Jason Kamilar is to be congratulated for his honest and painstaking approach to science. Would that more researchers took their data this seriously. Potti, on the other hand, is either delusional or ?. Schmitz and Motani appear to be out of touch with reality as well.
True, true, true, but nonetheless the better situation would be to use methods and analysis approaches which prevented the problem from the start, such as those discussed by Baggerly and Coombes in their paper.
> claiming that chimp “culture” has more to do with local habitats than with where the chimps live
Huh? I had to click through to read the abstracts of the original and revised papers before I understood what you meant – that “local habitats” meant the local ecology and wildlife, while “where the chimps live” meant latitude/longitude coordinates. Would you consider rephrasing that statement?

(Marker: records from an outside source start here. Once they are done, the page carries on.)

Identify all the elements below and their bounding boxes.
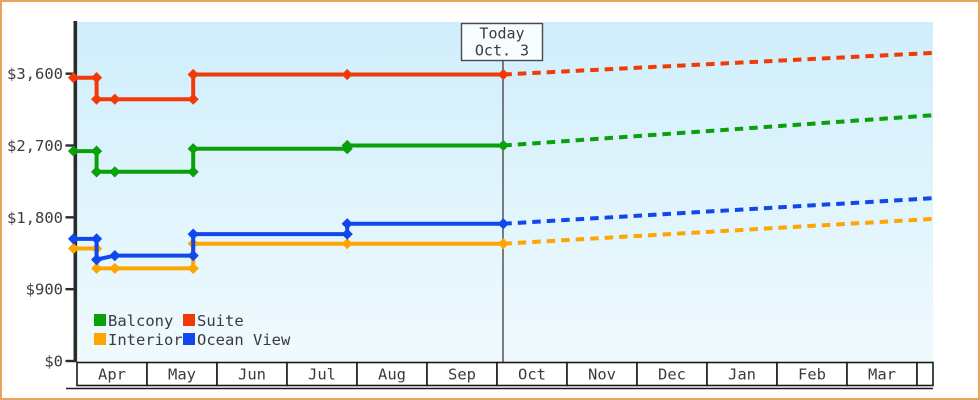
month-label: Oct — [518, 366, 546, 384]
month-label: Feb — [798, 366, 826, 384]
plot-background — [77, 22, 933, 362]
y-tick-label: $2,700 — [7, 137, 63, 155]
data-point-balcony — [91, 166, 103, 178]
data-point-interior — [187, 262, 199, 275]
y-tick-label: $1,800 — [7, 209, 63, 227]
y-axis-ticks: $3,600 $2,700 $1,800 $900 $0 — [7, 65, 75, 371]
legend-label-suite: Suite — [197, 312, 244, 330]
data-point-suite — [109, 93, 121, 105]
data-point-ocean-view — [187, 250, 199, 262]
legend: Balcony Suite Interior Ocean View — [94, 312, 291, 349]
y-tick-label: $0 — [44, 353, 63, 371]
y-tick-label: $3,600 — [7, 65, 63, 83]
month-label: Sep — [448, 366, 476, 384]
data-point-balcony — [67, 145, 80, 157]
legend-swatch-interior-icon — [94, 333, 106, 345]
data-point-suite — [91, 93, 103, 105]
month-label: Jan — [728, 366, 756, 384]
month-label: Aug — [378, 366, 406, 384]
data-point-balcony — [187, 143, 199, 155]
legend-item-balcony: Balcony — [94, 312, 173, 330]
data-point-suite — [91, 72, 103, 84]
data-point-suite — [341, 68, 353, 81]
month-label: May — [168, 366, 196, 384]
data-point-balcony — [341, 139, 353, 152]
data-point-suite — [187, 93, 199, 105]
data-point-balcony — [109, 166, 121, 178]
data-point-ocean-view — [187, 228, 199, 240]
data-point-ocean-view — [91, 254, 103, 266]
legend-label-balcony: Balcony — [108, 312, 173, 330]
month-cell-partial — [916, 361, 934, 387]
month-label: Apr — [98, 366, 126, 384]
data-point-interior — [497, 238, 509, 250]
legend-item-ocean-view: Ocean View — [183, 331, 291, 349]
legend-item-suite: Suite — [183, 312, 244, 330]
data-point-suite — [187, 68, 199, 81]
y-tick-label: $900 — [26, 281, 63, 299]
legend-swatch-ocean-view-icon — [183, 333, 195, 345]
data-point-interior — [109, 262, 121, 275]
today-box — [460, 22, 544, 62]
data-point-interior — [67, 242, 80, 255]
month-label: Jun — [238, 366, 266, 384]
month-label: Mar — [868, 366, 896, 384]
data-point-suite — [67, 72, 80, 84]
legend-label-interior: Interior — [108, 331, 183, 349]
data-point-ocean-view — [109, 250, 121, 262]
data-point-ocean-view — [341, 218, 353, 230]
month-label: Dec — [658, 366, 686, 384]
today-label: Today — [479, 25, 524, 43]
today-date: Oct. 3 — [475, 42, 529, 60]
legend-item-interior: Interior — [94, 331, 183, 349]
data-point-ocean-view — [341, 228, 353, 240]
data-point-balcony — [187, 166, 199, 178]
data-point-interior — [341, 238, 353, 250]
data-point-ocean-view — [497, 218, 509, 230]
series-layer — [67, 50, 934, 275]
month-label: Jul — [308, 366, 336, 384]
data-point-interior — [91, 262, 103, 275]
data-point-suite — [497, 68, 509, 81]
data-point-balcony — [497, 139, 509, 152]
data-point-ocean-view — [91, 233, 103, 245]
today-annotation: Today Oct. 3 — [460, 22, 544, 62]
month-label: Nov — [588, 366, 616, 384]
legend-swatch-suite-icon — [183, 314, 195, 326]
data-point-balcony — [91, 145, 103, 157]
x-axis-months: Apr May Jun Jul Aug Sep Oct Nov Dec Jan Feb Mar — [66, 361, 934, 390]
legend-swatch-balcony-icon — [94, 314, 106, 326]
data-point-ocean-view — [67, 233, 80, 245]
legend-label-ocean-view: Ocean View — [197, 331, 291, 349]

Also, it saddens me that the original paper is open-access, while the revised paper must be paid for. What progress.
@Michael E. says: “Also, it saddens me that the original paper is open-access, while the revised paper must be paid for. What progress.”
Agreed. Also, the chimp paper addressed a very important issue with implications for lots of people far outside the field of ethology: i.e., are the origins of cultural difference found in ecological adaptation? Is cultural change adaptational? The study thus cuts close to the heart of core issues in anthropology, economics, and historical analysis. The current mess is going to leave doubt and confusion, and not just about this question. It’s one more perceived strike against the relevance of science to any question with ideological implications.

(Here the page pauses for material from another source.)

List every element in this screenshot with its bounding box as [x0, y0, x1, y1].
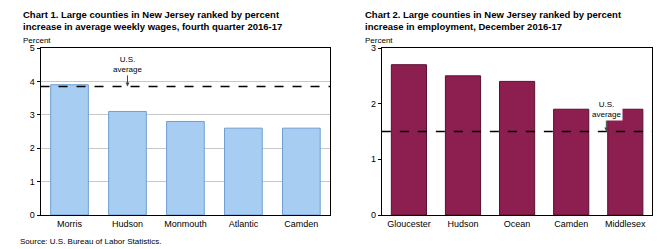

I know this must all sound like overstatement. Perhaps I’ll regret it next week. But Kamilar & Marshack (2011) was an important paper. I’m sure that the new JHE paper will also be important. But this completely avoidable screw-up will further discredit a scientific approach to hot-button issues that desperately need more dispassionate scientific study; and it really, really ticks me off.
The authors are to be commended: no sign of monkey business here.